0
votes

I am having trouble understanding how to use the method baumWelch in the package HMM.

According to the documentation we first have to initialize our hidden markov model

hmm = initHMM(c("A","B"), c("L","R"), transProbs=matrix(c(.8,.2,.2,.8),2),
              emissionProbs=matrix(c(.6,.4,.4,.6),2)

This means that states are named "A" and "B" emissions are named "L" and "R" we have transmission and emission probabilities as well.

So far so good, but now the tutorial creates the list of observations:

observations = sample(c("L","R"),prob=c(.8,.2),size=100,replace=TRUE)

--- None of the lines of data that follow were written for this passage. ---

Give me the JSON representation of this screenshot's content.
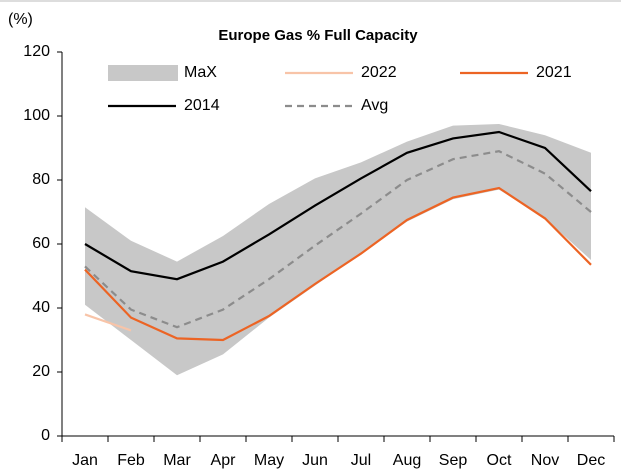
{
  "chart_data": {
    "type": "line",
    "title": "Europe Gas % Full Capacity",
    "y_label": "(%)",
    "categories": [
      "Jan",
      "Feb",
      "Mar",
      "Apr",
      "May",
      "Jun",
      "Jul",
      "Aug",
      "Sep",
      "Oct",
      "Nov",
      "Dec"
    ],
    "ylim": [
      0,
      120
    ],
    "yticks": [
      0,
      20,
      40,
      60,
      80,
      100,
      120
    ],
    "series": [
      {
        "name": "MaX",
        "color": "#c8c8c8",
        "values": [
          71.5,
          61,
          54.5,
          62.5,
          72.5,
          80.5,
          85.5,
          92,
          97,
          97.5,
          94,
          88.5
        ],
        "min": [
          41,
          30,
          19,
          25.5,
          37,
          47,
          57,
          67,
          74,
          77,
          68,
          55
        ]
      },
      {
        "name": "2022",
        "color": "#f8c4a8",
        "values": [
          38,
          33,
          null,
          null,
          null,
          null,
          null,
          null,
          null,
          null,
          null,
          null
        ]
      },
      {
        "name": "2021",
        "color": "#ec6424",
        "values": [
          52,
          37,
          30.5,
          30,
          37.5,
          47.5,
          57,
          67.5,
          74.5,
          77.5,
          68,
          53.5
        ]
      },
      {
        "name": "2014",
        "color": "#000000",
        "values": [
          60,
          51.5,
          49,
          54.5,
          63,
          72,
          80.5,
          88.5,
          93,
          95,
          90,
          76.5
        ]
      },
      {
        "name": "Avg",
        "color": "#8c8c8c",
        "dashed": true,
        "values": [
          53,
          39.5,
          34,
          39.5,
          49,
          59.5,
          69.5,
          80,
          86.5,
          89,
          82,
          70
        ]
      }
    ]
  }
}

this is a one dimensional vector as a list of observations. According to description from Rabiner's classic paper that Forward and Backward probabilities are calculated on a sequence of observations such as the variable observations in the above code. i.e. We need a matrix of such observations in order to even remotely train anything. How do I do that here?

EDIT:

In the example above the emissions are "L" and "R". An obesevation sequence O should be created with those emissions. e.g. O = LRRRLLLRR, etc. suppose length is t

An observation of this sort is used in the forward algorithm which given a full markov model and an observation sequence O will generate a matrix of dimensions n x t where n is the number of states in our HMM the i j _th element of such a matrix is interpreted as "being at time j, having generated the first j elements of observational sequence and being in state i".

Now forward as well as backward and several other algorithms are used in the Baum-Welch training algorithms.

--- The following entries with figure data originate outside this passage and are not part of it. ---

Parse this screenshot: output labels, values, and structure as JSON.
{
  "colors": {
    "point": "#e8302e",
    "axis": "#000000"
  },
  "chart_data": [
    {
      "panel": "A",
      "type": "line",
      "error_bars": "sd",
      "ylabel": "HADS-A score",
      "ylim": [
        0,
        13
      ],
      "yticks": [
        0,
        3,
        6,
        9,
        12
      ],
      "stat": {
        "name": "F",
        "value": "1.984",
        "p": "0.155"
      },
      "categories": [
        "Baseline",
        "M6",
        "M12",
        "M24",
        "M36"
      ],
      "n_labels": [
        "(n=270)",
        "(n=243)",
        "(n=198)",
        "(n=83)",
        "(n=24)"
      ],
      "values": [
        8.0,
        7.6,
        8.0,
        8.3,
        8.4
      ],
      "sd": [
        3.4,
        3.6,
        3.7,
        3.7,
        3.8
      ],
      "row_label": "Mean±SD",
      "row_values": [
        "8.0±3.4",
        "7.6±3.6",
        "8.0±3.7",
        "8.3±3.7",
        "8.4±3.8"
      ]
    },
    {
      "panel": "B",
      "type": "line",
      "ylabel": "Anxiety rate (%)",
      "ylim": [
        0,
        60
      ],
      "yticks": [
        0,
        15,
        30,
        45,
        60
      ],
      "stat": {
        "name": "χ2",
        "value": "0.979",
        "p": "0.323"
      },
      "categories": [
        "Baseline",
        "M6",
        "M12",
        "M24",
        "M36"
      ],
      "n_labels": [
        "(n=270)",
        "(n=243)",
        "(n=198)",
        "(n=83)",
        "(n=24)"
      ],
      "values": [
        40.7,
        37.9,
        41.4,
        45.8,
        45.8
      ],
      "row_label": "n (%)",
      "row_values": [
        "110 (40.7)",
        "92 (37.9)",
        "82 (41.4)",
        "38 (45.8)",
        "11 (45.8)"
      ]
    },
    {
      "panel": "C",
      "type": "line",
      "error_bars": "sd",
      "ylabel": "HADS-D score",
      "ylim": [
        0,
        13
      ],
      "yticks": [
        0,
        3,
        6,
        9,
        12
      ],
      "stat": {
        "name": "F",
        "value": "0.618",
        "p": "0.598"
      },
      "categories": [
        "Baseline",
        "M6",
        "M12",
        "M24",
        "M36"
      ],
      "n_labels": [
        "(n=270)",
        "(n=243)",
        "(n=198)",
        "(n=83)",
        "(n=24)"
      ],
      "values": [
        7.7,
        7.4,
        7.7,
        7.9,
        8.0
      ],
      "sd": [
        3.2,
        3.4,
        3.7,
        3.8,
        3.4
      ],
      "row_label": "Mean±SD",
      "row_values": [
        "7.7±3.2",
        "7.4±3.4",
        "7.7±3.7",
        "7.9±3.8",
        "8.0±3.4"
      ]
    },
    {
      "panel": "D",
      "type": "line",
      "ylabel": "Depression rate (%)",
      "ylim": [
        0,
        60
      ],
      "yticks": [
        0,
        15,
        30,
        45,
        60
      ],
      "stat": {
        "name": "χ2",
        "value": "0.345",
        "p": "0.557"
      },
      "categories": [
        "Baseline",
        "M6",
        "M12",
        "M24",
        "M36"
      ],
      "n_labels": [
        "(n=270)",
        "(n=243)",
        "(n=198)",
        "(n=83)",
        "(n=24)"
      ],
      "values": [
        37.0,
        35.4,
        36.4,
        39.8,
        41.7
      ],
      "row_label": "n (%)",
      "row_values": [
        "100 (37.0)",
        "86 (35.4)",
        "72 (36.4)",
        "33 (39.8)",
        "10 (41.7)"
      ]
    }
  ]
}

I believe that the input to Baum-Welch should a a list of observational sequences and NOT a list of emissions. In my version the dimensions of the matrix input should be t times m where t is the length of observational sequence and m is the number of such sequences.

How do I understand the input here? is it that we have a hundred observational sequences of length 1? How do I provide such a matrix to baumWelch method in HMM

2
If you don't understand the principles of statistical methods, you should probably ask at Cross Validated or Data Science. This really isn't a specific programming question that's appropriate for Stack Overflow. - MrFlick
I understand the principles, In fact I should have rephrased it better it's not that I think that the observations should be a matrix, It is an immutable fact that it should be. What I am asking here is whether anyone has worked with the package, and can clarify how to understand this particular example and how to code the correct thing. - Vahagn Tumanyan
It still isn't clear to me what exactly your question is. You don't understand why they create vector of observations rather than a matrix? What would the dimensions of your expected matrix be and what would it's contents be? What part of the documentation are you referring to exactly? - MrFlick
Yes, I don't understand why have a vector of emissions and not a vector of vectors each of which is a vector of observations. - Vahagn Tumanyan

2 Answers

1
votes

As I understand it the baumWelch function in the HMM package only accepts a single sequence of observations as its secondary argument. If your training data consists of more than one sequence you could try the aphid package, which supports both Baum Welch and Viterbi model training with multiple-sequence lists. Disclaimer: I authored the package, partly because I was running into the same issues.

0
votes

Although asked a while ago, I found this question when I was confused by the same thing.

Quoting Ghahramani from An Intoduction to Hidden Markov Models and Bayesian Networks page 7:

"If the observation vector includes all the variables in the Bayesian Network than each term in the loglikelihood function further factors as..." see equation here

Essentially from what I understand because each node in the network only depends on it's parent you don't need to separate out the training vectors into a matrix and can use one full training vector instead. I suppose the only issue would be at the beginning of a new training vector, but you can overcome this by creating a special start state "*" which is always the first state in a new sequence.